The most incisive guide to issues facing the American family today . . . An invaluable resource for anyone wishing to stay on the cutting edge of research on family trends.
-W. Bradford Wilcox
Associate Professor of Sociology, University of Virginia
When fatherless families began to multiply in the seventies and eighties, progressives dismissed fears about the consequences of this social development. Children, they assured one and all, can flourish in widely diverse family forms, including mother-only families. Only social troglodytes would suppose that children actually need the kind of upbringing found in an intact family comprising both a father and a mother. Decades later, progressives are busy giving a new round of assurances—about the beneficence of same-sex marriage and of transgender social identities, for instance. They are far too busy to notice just how profoundly and lastingly a generation of children has suffered because of the fatherlessness they once dismissed as inconsequential. But the sobering evidence of that suffering continues to accumulate. The latest addition appears in a study recently published by a team of researchers at the David Geffen School of Medicine at University of California, Los Angeles, on the relationship between the family structure children experience while growing up and their adult bone strength.
To gauge the impact of childhood family structure on adult bone strength, the UCLA scholars parse data from a national sample of 708 adults who were between the ages of 25 and 75 in 1995-1996 and who were surveyed again 9-10 years later. These data clearly show that “growing up in a single-parent household was associated with lower bone strength in adulthood” than was growing up in a two-parent family.
Further scrutiny of the data in fact established that compared to those peers who grew up in two-parent households, the bones of adults who had grown up in a single-parent household were significantly weaker in compression strength, bending strength, and impact strength ( p < 0.05 for all three comparisons).
As they try to explain their findings, the researchers consider the possibility that the trauma of losing a parent (typically a father) through death or divorce might account for the disparity in bone strength.

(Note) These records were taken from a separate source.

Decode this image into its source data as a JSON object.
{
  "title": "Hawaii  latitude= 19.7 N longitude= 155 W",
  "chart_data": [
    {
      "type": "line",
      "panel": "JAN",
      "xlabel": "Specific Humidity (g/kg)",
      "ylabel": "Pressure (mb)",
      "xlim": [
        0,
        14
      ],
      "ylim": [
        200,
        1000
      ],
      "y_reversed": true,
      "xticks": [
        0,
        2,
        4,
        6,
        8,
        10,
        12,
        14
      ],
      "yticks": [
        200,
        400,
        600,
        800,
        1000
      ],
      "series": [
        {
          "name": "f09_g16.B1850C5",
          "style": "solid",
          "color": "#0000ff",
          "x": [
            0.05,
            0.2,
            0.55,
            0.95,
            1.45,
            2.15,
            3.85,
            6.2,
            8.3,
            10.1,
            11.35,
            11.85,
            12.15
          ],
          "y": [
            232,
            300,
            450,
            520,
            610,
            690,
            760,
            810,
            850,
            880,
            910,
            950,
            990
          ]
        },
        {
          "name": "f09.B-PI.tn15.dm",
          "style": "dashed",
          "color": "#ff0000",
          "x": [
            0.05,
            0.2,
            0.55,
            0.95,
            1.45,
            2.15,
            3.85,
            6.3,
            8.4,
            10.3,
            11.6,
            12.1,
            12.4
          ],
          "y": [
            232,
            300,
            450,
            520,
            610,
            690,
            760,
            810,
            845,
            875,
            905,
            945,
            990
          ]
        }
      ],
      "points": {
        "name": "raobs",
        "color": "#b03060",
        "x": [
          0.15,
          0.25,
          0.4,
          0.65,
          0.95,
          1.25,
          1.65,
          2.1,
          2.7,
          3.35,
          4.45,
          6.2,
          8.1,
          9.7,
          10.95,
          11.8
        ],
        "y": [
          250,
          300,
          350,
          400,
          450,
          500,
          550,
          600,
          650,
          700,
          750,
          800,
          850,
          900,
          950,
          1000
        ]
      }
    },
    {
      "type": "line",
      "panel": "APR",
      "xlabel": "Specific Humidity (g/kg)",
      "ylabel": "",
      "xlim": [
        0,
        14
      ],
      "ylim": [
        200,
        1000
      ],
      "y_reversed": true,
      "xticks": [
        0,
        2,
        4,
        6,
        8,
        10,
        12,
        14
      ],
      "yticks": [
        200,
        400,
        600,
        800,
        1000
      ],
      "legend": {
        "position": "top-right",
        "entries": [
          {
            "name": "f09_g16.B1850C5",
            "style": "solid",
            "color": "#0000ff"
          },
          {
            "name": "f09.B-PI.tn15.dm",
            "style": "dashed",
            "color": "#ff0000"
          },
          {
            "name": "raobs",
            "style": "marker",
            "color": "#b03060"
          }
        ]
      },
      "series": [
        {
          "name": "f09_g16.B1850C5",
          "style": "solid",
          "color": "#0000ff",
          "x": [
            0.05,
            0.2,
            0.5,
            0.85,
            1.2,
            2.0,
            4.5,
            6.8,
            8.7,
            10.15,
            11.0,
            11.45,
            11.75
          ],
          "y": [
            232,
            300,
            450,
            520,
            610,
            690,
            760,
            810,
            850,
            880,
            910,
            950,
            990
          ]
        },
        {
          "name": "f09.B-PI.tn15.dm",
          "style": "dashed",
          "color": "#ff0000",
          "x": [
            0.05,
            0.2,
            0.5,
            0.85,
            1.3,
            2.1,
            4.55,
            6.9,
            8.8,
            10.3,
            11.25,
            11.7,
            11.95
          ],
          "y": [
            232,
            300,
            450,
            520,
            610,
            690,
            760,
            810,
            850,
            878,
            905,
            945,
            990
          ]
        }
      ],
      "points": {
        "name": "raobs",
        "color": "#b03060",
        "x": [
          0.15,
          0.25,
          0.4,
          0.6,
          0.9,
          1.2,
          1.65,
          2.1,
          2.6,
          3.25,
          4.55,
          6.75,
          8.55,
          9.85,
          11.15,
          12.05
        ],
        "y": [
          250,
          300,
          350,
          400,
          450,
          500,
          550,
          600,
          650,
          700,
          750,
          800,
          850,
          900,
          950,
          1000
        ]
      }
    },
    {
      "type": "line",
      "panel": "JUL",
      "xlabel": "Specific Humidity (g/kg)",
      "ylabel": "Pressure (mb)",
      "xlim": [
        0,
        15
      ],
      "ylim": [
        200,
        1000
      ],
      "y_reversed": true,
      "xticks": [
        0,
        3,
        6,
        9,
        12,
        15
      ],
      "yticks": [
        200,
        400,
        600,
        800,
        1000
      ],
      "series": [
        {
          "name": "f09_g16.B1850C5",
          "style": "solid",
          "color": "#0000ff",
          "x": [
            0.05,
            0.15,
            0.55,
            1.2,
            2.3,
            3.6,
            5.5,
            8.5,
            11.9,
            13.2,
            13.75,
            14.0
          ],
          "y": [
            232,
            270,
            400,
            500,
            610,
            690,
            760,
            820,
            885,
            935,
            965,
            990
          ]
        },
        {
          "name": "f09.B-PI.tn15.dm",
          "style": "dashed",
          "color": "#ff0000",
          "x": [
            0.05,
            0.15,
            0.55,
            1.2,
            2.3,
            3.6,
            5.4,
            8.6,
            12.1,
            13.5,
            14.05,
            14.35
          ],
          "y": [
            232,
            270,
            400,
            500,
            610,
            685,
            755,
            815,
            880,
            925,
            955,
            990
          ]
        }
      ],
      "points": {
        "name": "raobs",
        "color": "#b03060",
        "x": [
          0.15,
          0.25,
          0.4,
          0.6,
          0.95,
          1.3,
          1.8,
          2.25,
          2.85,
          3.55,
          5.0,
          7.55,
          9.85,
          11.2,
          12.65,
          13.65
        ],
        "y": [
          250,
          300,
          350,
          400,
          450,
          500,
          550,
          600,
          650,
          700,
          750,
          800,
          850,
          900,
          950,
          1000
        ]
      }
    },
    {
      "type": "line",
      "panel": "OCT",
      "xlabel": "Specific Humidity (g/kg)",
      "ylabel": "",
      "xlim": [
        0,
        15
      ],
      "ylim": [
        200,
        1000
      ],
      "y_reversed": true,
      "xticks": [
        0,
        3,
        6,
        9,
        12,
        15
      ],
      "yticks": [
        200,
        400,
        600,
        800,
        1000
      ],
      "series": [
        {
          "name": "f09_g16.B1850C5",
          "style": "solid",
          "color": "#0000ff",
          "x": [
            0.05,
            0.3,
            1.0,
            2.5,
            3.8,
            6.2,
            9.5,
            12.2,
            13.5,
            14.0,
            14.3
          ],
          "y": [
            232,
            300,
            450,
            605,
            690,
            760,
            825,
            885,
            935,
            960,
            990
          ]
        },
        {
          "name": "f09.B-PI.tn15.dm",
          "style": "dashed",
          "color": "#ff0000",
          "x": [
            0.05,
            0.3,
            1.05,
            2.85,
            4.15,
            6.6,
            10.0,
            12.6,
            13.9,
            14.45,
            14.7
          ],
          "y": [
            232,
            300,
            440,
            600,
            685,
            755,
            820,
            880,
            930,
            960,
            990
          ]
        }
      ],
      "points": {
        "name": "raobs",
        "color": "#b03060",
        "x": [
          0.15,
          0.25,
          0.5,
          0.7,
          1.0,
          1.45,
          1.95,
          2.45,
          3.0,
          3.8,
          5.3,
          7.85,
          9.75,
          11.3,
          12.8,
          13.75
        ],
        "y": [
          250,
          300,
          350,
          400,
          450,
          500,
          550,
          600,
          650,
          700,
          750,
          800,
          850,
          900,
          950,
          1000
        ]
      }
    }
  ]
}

However, after further statistical analysis, the researchers conclude, “The experience of parental death or divorce during childhood was not independently associated with adult bone strength once we accounted for the number of years spent living in a single-parent household, suggesting that the event of parental death or divorce during childhood does not by itself have direct effects on bone health independent of the subsequent chronic exposure to single parenting.”
In further reflection on their findings, the UCLA analysts reason that the absence of a parent might harm adult bone health as a consequence of “maladaptive health behaviors such as smoking and underage or heavy alcohol intake,” all of which are more common among children from single-parent households than among peers from intact families. Additionally, the researchers note that bone health may deteriorate because of the “decreased physical activity [that] is more common in children in single-parent families” than in children from two-parent families. Finally, the researchers conjecture that the disparity they have documented in bone health might reflect the fact that “many children living with single parents are economically disadvantaged.”
But despite the plausibility of all these conjectural explanations of their findings, when the researchers reexamine their data, they find that “the associations between the single-parent childhood and lower adult bone strength were not explained by childhood or adult socioeconomic status or health behaviors over the life course.”
Unable to account for the disparity in bone health as a consequence of differences in socioeconomic background or behavioral differences, the researchers wonder if “the environmental and psychological stresses of growing up with a single parent could directly affect the hormonal milieu in the child, thereby affecting bone accrual.” This conjectural chain of causation strikes them as quite plausible because “children living with single parents face more emotional and environmental stressors than children from two-parent families.” These differences in stressors can translate into potentially damaging elevation of cortisol levels in children’s blood and can even trigger “dysregulation of the sympathetic nervous system, as well as chronic inflammation.”
But regardless of the biochemical linkage between family structure and bone health, the researchers fear that their findings carry “important implications for the bone health of future cohorts of adults” at a time when “large and growing numbers of children . . . spend much of their first 16 years in a single-parent household.” These implications appear particularly alarming for women. The UCLA scholars calculate that “women who experienced nine or more years of single parenting in childhood would be at 14%–19% relative increase (relative to women who did not have a single parent for most of childhood) in fracture hazard when going through the menopausal transition, and 31%–41% relative increase in 10-year hip fracture risk in the post-menopause.”
Clearly, those who rely on progressive theories of family life are putting in peril both life and limb.
(Carolyn J. Crandall et al., “Adult Bone Strength of Children from Single-Parent Families: The Midlife in the U.S. Study,” Osteoporosis International 26.3 : 931-42.)